The goal of this tutorial is to learn how to create vectors in a efficient way in order to use the minimum computational power possible.
Let’s see three different methods for creating a vector:
x <- 1:5
x_seq <- seq(from = 1, to = 5)
x_seq1 <- seq(from = 1, to = 5, by = 1)
x_loop <- vector(mode = "integer", length = 0)
for (i in 1:5) {
x_loop[i] <- i
}
Seems that all the methods used leads to the same result, and that’s completely true. But do they all have the same computational efficiency?

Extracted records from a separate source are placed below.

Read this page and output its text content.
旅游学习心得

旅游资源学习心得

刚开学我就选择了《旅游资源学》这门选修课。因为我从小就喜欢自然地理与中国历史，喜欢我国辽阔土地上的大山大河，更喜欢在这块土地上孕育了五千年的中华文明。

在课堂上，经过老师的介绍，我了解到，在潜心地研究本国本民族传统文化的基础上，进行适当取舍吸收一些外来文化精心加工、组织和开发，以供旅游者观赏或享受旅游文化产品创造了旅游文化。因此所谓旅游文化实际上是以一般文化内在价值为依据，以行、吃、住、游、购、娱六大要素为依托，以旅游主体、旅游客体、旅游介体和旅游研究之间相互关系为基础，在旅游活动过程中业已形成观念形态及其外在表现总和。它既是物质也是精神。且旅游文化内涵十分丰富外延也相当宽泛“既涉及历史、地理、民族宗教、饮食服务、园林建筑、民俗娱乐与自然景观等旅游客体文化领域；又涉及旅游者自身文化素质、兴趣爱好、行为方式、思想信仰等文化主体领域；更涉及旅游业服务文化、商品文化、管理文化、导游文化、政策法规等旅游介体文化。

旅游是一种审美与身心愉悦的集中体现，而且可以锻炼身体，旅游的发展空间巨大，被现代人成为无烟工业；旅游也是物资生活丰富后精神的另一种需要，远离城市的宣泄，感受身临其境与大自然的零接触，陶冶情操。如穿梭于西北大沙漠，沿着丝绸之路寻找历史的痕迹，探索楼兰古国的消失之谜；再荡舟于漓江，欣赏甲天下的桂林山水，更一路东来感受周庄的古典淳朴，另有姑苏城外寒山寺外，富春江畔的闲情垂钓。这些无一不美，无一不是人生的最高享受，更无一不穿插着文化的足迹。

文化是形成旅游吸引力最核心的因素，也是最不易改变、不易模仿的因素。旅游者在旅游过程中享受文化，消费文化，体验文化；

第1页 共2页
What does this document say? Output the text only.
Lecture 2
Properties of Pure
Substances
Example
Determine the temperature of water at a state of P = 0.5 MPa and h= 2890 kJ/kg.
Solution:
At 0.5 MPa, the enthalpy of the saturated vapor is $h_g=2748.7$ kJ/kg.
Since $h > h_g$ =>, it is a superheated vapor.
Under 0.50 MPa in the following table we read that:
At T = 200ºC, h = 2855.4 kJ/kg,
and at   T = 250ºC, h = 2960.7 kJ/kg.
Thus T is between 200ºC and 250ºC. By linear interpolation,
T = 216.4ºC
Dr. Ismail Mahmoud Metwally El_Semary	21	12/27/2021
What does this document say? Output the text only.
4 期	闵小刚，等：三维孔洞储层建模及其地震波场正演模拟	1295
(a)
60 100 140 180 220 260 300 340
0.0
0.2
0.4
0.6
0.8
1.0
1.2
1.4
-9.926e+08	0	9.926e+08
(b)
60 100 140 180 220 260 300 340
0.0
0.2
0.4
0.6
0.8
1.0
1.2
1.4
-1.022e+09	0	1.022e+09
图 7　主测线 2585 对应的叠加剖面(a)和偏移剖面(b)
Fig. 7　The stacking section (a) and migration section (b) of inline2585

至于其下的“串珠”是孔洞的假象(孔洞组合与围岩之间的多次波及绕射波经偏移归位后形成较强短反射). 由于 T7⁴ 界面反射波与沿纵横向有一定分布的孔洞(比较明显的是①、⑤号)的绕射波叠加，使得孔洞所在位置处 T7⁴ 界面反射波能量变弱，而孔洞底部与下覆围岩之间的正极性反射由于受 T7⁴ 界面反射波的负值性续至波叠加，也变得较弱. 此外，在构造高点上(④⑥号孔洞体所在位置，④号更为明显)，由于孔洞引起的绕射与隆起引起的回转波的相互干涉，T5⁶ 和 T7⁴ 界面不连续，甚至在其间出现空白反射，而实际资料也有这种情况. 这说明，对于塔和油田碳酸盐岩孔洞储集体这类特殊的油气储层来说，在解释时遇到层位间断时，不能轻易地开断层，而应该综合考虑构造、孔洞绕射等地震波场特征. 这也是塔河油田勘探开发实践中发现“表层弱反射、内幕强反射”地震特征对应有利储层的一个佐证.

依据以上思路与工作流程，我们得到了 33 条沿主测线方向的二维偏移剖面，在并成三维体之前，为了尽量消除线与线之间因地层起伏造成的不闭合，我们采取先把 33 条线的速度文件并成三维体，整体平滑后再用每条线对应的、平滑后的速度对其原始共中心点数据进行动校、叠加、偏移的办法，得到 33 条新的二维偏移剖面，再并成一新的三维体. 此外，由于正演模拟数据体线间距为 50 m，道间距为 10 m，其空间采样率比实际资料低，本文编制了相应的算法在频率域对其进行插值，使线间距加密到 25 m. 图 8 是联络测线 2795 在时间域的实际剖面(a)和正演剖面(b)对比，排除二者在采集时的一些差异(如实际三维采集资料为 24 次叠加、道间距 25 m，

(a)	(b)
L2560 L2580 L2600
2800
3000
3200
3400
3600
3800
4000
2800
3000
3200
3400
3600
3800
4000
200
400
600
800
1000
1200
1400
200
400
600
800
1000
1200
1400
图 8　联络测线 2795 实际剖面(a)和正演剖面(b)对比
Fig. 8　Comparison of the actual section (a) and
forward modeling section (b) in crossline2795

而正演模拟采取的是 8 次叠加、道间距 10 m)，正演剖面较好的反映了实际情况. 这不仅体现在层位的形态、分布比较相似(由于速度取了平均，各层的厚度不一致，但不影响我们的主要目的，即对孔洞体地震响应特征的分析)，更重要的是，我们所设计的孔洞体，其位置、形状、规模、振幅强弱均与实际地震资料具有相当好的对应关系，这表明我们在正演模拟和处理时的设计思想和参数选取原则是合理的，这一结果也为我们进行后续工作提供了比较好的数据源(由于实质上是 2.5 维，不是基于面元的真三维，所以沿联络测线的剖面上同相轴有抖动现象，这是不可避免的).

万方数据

Let’s check it with a package that measures the time the CPU uses for reading and executing the code.
library(microbenchmark)
microbenchmark(
x <- 1:5,
x_seq <- seq(from = 1, to = 5),
x_seq1 <- seq(from = 1, to = 5, by = 1),
x_loop <- vector(mode = "integer", length = 0),
for (i in 1:5) {
x_loop[i] <- i
}
)
## Unit: nanoseconds
## expr min lq
## x <- 1:5 0 0.0
## x_seq <- seq(from = 1, to = 5) 5531 6716.0
## x_seq1 <- seq(from = 1, to = 5, by = 1) 15802 19160.5
## x_loop <- vector(mode = "integer", length = 0) 0 395.0
## for (i in 1:5) { x_loop[i] <- i } 1409187 1461927.5
## mean median uq max neval
## 359.60 395 790.0 1580 100
## 10168.88 8296 13037.0 38321 100
## 28452.43 26469 34172.5 63210 100
## 1189.25 1185 1580.0 11062 100
## 1596208.69 1526125 1596643.0 2552496 100
As it can be seen, when creating a vector, it is better to avoid functions or loops as much as possible as they make the code to do calls to more pieces of internal code for applying the function.
Although you have different methods to reach the same result, you must look for the most efficient way, as doing executions of poor efficient code with big pieces of data will make you wait much more than using efficient code.